Human Acts by Han Kang (English Translation, 2016)
For readers hoping to understand modern Korean history through literature, Human Acts by Han Kang offers one deeply moving point of entry.
For many international readers, South Korea is often associated with K-pop, films, skincare, or rapid economic growth. Yet beneath that modern image lies a more painful history, one marked by political violence, collective grief, and long struggles for democracy.
To understand Human Acts, it helps to begin with the historical tragedy at its centre: the Gwangju Uprising of May 1980.
I have a friend who was born in Gwangju around three months before the Gwangju Uprising (or, the May 18 Democratic Uprising). I remember she told me that her parents covered every window with thick cotton quilts (somibul), believing that, if bullets entered the house, the quilts might offer some protection.

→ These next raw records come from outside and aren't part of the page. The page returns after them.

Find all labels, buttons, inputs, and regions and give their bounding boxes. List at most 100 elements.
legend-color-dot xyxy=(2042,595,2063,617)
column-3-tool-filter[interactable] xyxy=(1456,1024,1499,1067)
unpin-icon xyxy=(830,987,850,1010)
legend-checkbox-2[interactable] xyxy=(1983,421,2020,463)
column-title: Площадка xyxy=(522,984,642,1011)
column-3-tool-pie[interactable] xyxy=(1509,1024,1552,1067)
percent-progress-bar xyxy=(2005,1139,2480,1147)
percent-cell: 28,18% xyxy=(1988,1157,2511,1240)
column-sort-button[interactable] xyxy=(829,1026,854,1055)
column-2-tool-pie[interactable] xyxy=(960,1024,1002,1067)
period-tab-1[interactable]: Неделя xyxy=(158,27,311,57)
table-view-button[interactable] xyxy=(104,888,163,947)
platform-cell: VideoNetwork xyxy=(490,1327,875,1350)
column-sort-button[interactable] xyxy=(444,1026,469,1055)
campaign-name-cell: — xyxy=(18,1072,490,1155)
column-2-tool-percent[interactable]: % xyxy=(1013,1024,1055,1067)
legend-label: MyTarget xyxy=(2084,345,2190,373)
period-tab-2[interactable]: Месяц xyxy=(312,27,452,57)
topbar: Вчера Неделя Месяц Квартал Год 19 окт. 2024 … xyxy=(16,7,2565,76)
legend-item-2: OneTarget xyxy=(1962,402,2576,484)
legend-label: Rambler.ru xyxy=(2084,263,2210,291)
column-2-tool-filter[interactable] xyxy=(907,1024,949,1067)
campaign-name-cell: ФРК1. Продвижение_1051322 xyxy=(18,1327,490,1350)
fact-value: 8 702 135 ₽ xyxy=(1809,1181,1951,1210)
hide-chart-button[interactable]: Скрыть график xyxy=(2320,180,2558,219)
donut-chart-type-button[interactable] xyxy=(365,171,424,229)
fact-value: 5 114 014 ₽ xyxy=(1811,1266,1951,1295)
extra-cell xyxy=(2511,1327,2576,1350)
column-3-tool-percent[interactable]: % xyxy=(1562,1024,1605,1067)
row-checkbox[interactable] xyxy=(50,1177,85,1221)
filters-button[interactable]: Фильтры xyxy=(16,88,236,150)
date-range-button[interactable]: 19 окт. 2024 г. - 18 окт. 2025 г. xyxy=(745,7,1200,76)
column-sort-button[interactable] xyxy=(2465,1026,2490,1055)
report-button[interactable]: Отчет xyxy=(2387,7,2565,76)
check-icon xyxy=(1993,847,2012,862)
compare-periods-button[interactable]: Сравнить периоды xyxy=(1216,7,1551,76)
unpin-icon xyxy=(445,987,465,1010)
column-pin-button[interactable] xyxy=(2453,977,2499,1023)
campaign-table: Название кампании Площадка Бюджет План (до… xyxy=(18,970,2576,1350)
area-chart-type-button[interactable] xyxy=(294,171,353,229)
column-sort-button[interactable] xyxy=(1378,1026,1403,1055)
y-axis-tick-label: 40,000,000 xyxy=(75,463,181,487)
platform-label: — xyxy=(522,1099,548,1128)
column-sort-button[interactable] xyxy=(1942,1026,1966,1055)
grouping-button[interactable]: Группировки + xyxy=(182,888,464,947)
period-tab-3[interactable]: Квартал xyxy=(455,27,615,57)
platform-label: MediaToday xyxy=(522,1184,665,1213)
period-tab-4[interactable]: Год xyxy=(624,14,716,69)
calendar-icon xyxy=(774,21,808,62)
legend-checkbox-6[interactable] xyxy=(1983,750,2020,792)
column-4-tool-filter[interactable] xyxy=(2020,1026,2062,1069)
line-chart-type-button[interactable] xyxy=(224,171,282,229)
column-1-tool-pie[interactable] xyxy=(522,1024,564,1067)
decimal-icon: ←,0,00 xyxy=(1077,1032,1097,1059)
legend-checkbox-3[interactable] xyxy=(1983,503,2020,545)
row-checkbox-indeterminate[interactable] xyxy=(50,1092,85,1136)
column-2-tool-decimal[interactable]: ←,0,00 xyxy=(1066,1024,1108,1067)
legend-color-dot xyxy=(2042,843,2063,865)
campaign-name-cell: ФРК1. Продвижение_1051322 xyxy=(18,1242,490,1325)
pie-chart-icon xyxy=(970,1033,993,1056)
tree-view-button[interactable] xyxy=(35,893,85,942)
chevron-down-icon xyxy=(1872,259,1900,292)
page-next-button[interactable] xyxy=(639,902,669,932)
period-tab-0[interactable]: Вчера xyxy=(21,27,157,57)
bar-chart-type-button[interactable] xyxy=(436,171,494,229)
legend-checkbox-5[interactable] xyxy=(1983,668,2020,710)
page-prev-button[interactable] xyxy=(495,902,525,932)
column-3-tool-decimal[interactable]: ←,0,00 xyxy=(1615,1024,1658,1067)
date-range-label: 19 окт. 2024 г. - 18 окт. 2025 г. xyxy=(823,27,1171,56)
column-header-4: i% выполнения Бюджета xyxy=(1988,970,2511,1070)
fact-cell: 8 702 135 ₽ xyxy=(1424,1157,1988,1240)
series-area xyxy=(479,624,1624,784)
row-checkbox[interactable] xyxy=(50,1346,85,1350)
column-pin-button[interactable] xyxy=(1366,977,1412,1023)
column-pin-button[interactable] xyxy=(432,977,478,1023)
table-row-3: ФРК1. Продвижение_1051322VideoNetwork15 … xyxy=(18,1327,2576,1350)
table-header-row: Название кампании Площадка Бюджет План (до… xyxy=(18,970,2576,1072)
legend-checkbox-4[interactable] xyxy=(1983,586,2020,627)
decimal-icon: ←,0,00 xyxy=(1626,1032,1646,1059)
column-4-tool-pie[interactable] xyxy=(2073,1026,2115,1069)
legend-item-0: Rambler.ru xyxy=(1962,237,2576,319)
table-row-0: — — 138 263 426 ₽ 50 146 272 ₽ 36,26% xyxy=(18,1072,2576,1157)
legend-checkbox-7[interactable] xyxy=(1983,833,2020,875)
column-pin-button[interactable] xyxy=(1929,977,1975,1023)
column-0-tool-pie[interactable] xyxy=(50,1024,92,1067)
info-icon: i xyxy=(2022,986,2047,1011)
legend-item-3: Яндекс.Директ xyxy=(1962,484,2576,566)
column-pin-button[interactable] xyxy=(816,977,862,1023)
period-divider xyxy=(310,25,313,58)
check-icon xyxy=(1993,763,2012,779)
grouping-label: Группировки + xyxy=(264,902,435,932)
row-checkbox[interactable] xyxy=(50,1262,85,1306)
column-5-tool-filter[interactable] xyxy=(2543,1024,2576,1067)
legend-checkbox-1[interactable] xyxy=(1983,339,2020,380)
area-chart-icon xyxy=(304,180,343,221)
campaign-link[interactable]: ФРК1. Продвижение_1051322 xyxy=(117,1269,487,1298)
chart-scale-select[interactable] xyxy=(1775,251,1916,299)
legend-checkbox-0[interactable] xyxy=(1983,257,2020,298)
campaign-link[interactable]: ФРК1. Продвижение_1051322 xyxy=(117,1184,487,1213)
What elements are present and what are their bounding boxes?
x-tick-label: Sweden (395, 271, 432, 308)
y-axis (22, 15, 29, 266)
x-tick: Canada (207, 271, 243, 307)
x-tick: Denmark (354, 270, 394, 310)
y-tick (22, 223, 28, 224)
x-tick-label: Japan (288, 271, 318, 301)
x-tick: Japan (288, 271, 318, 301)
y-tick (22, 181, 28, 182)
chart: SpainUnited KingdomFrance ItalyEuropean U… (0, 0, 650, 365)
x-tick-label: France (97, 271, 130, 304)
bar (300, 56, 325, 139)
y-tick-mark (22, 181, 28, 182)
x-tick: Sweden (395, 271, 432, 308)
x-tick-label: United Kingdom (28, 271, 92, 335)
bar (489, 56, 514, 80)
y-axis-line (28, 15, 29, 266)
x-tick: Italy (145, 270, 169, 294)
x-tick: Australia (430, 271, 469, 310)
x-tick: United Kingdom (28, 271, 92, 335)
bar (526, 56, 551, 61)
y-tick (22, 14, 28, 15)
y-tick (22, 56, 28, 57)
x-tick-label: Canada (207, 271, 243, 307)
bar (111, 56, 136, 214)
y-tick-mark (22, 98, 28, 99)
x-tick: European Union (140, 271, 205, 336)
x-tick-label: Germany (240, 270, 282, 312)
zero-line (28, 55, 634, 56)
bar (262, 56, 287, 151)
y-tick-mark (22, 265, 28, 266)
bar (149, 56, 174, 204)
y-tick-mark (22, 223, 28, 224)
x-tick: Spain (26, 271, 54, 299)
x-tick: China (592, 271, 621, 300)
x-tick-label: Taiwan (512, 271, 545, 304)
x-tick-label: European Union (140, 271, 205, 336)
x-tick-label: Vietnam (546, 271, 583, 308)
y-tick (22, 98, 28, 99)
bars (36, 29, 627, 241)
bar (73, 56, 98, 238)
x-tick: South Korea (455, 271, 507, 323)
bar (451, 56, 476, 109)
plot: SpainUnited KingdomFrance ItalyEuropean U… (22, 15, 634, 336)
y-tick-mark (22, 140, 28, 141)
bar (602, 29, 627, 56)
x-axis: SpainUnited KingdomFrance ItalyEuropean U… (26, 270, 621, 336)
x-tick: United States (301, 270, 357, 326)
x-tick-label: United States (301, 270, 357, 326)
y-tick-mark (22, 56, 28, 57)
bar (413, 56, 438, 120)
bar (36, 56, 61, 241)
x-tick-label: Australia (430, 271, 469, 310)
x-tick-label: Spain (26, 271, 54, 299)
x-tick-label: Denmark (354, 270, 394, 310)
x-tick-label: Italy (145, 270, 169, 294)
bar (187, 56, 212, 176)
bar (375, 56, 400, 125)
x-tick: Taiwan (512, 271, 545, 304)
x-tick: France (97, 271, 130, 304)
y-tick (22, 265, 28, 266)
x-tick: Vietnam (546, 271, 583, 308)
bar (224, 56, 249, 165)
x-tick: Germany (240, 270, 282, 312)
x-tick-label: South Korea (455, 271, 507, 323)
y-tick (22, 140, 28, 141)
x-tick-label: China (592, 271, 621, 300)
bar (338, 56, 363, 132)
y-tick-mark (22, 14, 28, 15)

1. Understanding the Gwangju Uprising: Korea’s Democratic Turning Point
In May 1980, citizens in the city of Gwangju protested against military rule following a coup led by General Chun Doo-hwan.
What began as student demonstrations calling for democracy quickly escalated when soldiers were sent to suppress the protests. Witnesses later described severe violence against civilians, including beatings, shootings, and mass arrests.
As the city became increasingly isolated, ordinary citizens — students, taxi drivers, workers, parents, and shopkeepers — joined the resistance.
Hundreds of civilians were killed, and for many years the full scale of the violence remained politically sensitive and painful to discuss.
Today, the Gwangju Uprising is widely recognised as one of the defining moments in South Korea’s democratic history.
For many Koreans, Gwangju feels like more than history.
It remains memory, grief, silence, anger, and unresolved mourning — emotions carried not only by survivors, but across generations.
This emotional landscape is exactly where Han Kang’s Human Acts begins.
2. What Is Human Acts About?

Unlike a conventional historical novel, Human Acts does not unfold through one continuous plot.
Instead, it moves through a series of interconnected voices and lives shaped by the aftermath of violence.
The novel opens with Dong-ho, a young boy searching for the body of his missing friend among rows of corpses after the violence in Gwangju. From there, the narrative shifts across different characters, years, and emotional perspectives: a former factory worker haunted by torture, an editor living under censorship, survivors burdened by grief, and even the dead themselves.
Each chapter feels less like a traditional narrative and more like a fragment of memory.
Quiet. Incomplete. Painfully human.
Rather than simply documenting political events, Han Kang explores what violence leaves behind.
How do people continue living after collective trauma?
What happens when grief remains unspoken?
What does memory demand of the living?
At times, Human Acts feels almost unbearable in its intimacy. History stops feeling distant or abstract and instead becomes painfully physical — bodies, fear, shame, tenderness, and mourning.
The title itself quietly raises a profound question:
What does it mean to remain human in the face of unimaginable cruelty?
3. Reading Human Acts: Grief, Memory, and Witnessing — Beautiful, Yet Devastating
This is not an easy novel.
It is emotionally demanding, often heartbreaking, and sometimes difficult to continue reading.
And yet, I would still describe it as one of the most important introductions to Korean literature for English-speaking readers.
What stayed with me most was not only the brutality, but the tenderness.
Han Kang writes about violence with remarkable restraint.
Rather than sensationalising suffering, she approaches grief and brutality quietly, which somehow makes them feel even more devastating.
As a Korean reader, I found myself reflecting on the strange distance between national memory and emotional reality.
Many of us learn about Gwangju through school lessons: dates, historical transitions, political significance.
But literature does something history textbooks cannot.
It restores feeling.
Reading Human Acts reminded me that history is never just about politics or major events.
It lives in people’s memories.
In grief.
And in the quiet silences carried across generations.
For international readers, this novel offers something equally meaningful: a way into Korean history not through explanation alone, but through empathy.
You may finish the book unsettled.
You may feel grief, anger, helplessness, or sorrow.
But perhaps that discomfort matters.
Because Human Acts does not ask us merely to remember tragedy.
It asks us to witness it.
And perhaps witnessing is where understanding begins.